Pleitgen: Erstens die Solidarität – entstanden aus der Situation im Bergbau, wo Menschen unter schwierigsten Bedingungen gearbeitet haben und sich der eine auf den anderen verlassen musste. Zweitens die Toleranz: Hier haben schon immer Menschen von ganz unterschiedlicher Herkunft in Frieden zusammen gelebt. Und drittens der unbedingte Wille, nach Niederlagen wieder aufzustehen. Das sind die drei Dinge, die noch immer die unverkennbare Identität dieser Region ausmachen.

RONDO: Ein weiteres Motto lautet »Kultur im Wandel – Wandel durch Kultur« – was bedeutet das konkret für das Ruhrgebiet?

Pleitgen: Nach Kohle und Stahl ist jetzt die Kultur eine wesentliche Kraft, um die Entwicklung dieser Region einen entscheidenden Schritt voranzubringen: Vom Kohlenpott zur »Metropole Ruhr«. Leider existiert in den Köpfen vieler Menschen, die außerhalb des Ruhrgebiets leben, noch immer ein längst veraltetes Image: Eine Montanregion im Niedergang mit grauen, abgewrackten Städten und vergifteter Landschaft.
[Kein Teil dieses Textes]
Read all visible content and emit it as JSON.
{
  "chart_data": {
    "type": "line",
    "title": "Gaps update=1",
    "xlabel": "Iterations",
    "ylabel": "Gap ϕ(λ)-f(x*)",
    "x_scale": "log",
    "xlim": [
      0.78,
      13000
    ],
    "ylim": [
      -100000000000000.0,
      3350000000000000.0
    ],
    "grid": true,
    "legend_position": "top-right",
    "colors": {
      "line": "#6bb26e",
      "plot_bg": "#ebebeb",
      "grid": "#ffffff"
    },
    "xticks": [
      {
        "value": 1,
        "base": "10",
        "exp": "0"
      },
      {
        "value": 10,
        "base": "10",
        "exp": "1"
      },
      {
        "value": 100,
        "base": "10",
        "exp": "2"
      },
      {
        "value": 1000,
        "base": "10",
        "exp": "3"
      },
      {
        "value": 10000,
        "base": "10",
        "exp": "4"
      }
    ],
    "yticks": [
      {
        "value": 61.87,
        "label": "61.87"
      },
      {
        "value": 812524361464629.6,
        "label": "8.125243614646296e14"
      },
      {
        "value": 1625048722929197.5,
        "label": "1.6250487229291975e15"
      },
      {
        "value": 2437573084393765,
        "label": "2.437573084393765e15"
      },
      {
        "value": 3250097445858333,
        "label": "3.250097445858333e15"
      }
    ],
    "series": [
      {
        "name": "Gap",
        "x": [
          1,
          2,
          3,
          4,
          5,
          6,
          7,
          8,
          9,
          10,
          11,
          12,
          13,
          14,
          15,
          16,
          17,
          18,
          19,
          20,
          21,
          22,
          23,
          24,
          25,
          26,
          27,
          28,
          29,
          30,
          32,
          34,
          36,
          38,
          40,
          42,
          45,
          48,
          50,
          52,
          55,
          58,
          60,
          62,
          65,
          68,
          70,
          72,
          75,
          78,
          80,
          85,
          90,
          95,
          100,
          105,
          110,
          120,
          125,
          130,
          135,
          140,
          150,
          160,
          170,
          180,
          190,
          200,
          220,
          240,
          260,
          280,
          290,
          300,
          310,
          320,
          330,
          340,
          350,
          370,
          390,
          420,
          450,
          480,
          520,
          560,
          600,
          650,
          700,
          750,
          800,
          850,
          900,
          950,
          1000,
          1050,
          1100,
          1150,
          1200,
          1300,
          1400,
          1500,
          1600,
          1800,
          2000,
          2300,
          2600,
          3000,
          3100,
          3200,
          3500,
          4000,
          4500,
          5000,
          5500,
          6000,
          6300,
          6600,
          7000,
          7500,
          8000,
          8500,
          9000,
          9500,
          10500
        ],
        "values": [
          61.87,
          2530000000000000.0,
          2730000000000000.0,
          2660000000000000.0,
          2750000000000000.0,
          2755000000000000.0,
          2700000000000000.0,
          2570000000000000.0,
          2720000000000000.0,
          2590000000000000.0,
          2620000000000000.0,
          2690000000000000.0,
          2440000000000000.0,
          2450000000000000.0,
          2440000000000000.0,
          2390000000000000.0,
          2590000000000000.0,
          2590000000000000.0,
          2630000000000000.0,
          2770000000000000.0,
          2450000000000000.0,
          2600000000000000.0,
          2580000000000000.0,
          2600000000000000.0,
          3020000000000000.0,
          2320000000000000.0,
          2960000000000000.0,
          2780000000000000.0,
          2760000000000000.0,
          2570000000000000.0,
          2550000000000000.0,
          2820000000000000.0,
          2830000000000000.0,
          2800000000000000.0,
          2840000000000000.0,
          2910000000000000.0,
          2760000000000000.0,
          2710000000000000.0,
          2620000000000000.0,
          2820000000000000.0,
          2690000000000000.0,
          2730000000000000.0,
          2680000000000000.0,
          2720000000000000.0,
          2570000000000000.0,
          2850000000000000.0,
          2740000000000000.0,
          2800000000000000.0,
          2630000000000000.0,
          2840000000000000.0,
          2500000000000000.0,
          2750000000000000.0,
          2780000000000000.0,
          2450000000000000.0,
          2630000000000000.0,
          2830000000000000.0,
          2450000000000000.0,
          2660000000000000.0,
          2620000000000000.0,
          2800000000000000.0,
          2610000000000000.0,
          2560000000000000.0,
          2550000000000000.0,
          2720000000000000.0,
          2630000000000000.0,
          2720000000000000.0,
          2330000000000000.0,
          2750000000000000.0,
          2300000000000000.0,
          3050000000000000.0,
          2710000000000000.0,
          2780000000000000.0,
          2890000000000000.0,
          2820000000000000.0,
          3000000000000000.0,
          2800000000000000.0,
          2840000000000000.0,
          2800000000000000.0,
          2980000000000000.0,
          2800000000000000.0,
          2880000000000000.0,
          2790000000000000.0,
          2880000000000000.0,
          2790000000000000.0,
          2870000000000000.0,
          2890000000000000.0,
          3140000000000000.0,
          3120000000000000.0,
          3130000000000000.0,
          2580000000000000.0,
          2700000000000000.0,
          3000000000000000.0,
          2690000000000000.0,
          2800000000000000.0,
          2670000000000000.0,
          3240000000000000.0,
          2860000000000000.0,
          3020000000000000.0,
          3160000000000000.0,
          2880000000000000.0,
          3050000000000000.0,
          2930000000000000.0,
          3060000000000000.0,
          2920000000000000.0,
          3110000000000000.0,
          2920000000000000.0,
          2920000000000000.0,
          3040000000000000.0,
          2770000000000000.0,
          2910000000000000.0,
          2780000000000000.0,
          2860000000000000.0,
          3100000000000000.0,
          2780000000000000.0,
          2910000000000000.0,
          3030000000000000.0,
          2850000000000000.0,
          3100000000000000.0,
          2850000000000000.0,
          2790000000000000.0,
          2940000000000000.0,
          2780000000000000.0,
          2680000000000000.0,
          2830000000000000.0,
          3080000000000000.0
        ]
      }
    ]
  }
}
Dass sich das dramatisch verändert hat, ist vielen gar nicht bewusst. Allerdings wollen wir auch nicht verschweigen, dass wir noch mitten in diesem Wandel stecken. Wir haben noch eine schwierige Strecke vor uns. Wir glauben fest daran, dass Kultur eine Attraktion für Industrieansiedlung ist. Kultur inspiriert. Inspiration schafft Kreativität. Und Kreativität schafft am Ende auch Arbeitsplätze.

RONDO: Was bedeutet »RUHR 2010« für Sie persönlich?

Pleitgen: Eine völlig unerwartete Aufgabe, die ich möglicherweise nicht übernommen hätte, wenn ich gewusst hätte, wie viel Arbeit auf mich zukommt. Aber ich betrachte sie als die bisher wichtigste berufliche Aufgabe in meinem Leben.